Economists measure in dollars the value produced by companies to society at large as “total surplus.” This gets split into profits (the share that goes to producers) and consumer surplus (the share that goes to consumers). These two measures capture how the value that companies create is split between producers and consumers. Additionally, the gap between the value that is created and the value that could be created (in the absence of market power) is called the deadweight loss.
Pellegrino’s model is the first to give economists a picture of these three measures across multiple industries, allowing them to measure the cost of oligopoly to consumers.
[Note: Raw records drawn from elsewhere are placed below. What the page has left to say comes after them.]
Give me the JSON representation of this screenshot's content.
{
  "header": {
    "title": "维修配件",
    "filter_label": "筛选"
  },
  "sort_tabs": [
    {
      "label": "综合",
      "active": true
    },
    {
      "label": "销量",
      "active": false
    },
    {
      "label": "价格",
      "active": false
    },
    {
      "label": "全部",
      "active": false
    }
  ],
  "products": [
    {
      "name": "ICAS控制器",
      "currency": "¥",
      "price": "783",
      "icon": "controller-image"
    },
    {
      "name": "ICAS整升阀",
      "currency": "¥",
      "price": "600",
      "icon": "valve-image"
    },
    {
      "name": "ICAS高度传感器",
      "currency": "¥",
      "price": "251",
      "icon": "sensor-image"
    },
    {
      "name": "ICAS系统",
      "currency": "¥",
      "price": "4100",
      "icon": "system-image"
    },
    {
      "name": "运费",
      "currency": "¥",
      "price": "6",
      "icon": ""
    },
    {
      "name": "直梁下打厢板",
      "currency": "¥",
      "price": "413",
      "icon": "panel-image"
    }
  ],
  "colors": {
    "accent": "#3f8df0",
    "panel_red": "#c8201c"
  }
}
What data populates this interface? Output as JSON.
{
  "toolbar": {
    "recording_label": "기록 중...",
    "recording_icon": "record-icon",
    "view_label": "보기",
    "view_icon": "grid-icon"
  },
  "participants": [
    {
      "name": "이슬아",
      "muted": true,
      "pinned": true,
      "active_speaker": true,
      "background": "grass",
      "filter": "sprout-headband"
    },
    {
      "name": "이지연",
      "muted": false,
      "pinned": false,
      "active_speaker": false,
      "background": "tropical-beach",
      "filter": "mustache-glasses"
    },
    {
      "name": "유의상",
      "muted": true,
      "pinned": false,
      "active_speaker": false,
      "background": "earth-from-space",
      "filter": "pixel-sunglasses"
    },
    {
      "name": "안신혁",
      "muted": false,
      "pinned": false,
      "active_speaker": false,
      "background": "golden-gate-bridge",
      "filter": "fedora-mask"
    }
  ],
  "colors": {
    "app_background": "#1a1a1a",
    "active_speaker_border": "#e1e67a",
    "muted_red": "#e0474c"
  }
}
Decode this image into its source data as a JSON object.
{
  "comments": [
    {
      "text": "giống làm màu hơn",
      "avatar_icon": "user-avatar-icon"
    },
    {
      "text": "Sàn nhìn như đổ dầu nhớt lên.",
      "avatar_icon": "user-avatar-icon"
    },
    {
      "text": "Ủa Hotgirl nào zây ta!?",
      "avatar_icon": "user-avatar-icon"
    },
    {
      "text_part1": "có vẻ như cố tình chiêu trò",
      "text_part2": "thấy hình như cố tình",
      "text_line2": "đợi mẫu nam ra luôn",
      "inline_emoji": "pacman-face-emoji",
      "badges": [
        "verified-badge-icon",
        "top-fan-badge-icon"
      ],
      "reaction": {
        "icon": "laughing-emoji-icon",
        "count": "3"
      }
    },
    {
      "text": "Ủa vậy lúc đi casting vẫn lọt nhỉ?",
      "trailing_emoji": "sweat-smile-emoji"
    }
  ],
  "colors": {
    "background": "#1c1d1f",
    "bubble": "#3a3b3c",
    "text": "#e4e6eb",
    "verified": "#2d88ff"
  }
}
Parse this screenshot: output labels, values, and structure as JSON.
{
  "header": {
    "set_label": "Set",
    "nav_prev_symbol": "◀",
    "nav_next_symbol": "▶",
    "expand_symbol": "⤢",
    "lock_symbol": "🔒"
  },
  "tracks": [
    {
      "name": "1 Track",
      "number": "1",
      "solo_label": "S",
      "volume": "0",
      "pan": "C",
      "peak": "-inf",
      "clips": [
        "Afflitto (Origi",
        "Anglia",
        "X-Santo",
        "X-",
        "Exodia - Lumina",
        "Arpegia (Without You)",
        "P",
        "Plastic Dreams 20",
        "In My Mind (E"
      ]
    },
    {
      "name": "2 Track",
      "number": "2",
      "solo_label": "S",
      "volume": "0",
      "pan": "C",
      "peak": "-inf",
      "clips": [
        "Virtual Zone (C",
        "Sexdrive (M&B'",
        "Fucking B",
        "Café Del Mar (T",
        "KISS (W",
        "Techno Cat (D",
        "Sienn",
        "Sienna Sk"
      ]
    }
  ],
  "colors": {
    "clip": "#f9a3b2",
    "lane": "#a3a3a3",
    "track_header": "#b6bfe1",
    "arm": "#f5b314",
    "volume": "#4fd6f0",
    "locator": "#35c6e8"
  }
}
Pellegrino computes the toll on the U.S. economy. He estimates that this deadweight loss increased to 11% in 2017, up from 8.5% in 1997. The seminal paper from economist Arnold Harberger, which inspired Pellegrino, put that price tag at 0.1% in 1956. That’s two orders of magnitude difference.
The increasing deadweight loss shows the United States is not as prosperous as it could be, says Pellegrino. The higher the oligopoly power of firms, the bigger the share of surplus that goes to the producers as opposed to the consumer.
“Oligopoly also affects the distribution of income” he says. “When oligopoly power increases, a larger share of GDP goes to capital owners, and a smaller one goes to workers. Hence, oligopoly has major implications for inequality.”
“In a nutshell, the analysis suggests that American consumers are capturing a smaller slice of a shrinking pie,” Pellegrino says.
A different way to put it is that the economy is moving closer to a monopoly, and further away from an ideal competition, he says. His research also traces the causes and finds that a potential explanation can be offered by the secular decline of initial public offerings (IPOs).
“The last few decades have seen tremendous growth in the number of venture capital-backed startups,” he says. “The problem is that most of them end up being acquired – as opposed to going public – and do not end up competing with incumbent firms.”
According to Pellegrino’s model, the startups’ secular shift from IPOs to acquisition – particularly by big tech firms – can account for a large fraction of the observed decline in consumer surplus.
“This paper contributes to an ongoing debate in antitrust circles on whether we need to start worrying about acquisitions of startups,” Pellegrino says. “Most startup acquisitions fall under the reporting threshold for merger review, and are not scrutinized by antitrust authorities.”
So what’s the right balance?
“It appears, not only from my research, but from other colleagues’ research as well that startup acquisitions have gone under the radar of antitrust policy makers for too long,” Pellegrino says. “I am not arguing that all startup acquisitions are harmful for the consumer, but right now antitrust policy is conducted, in my estimation, as if none of them are.”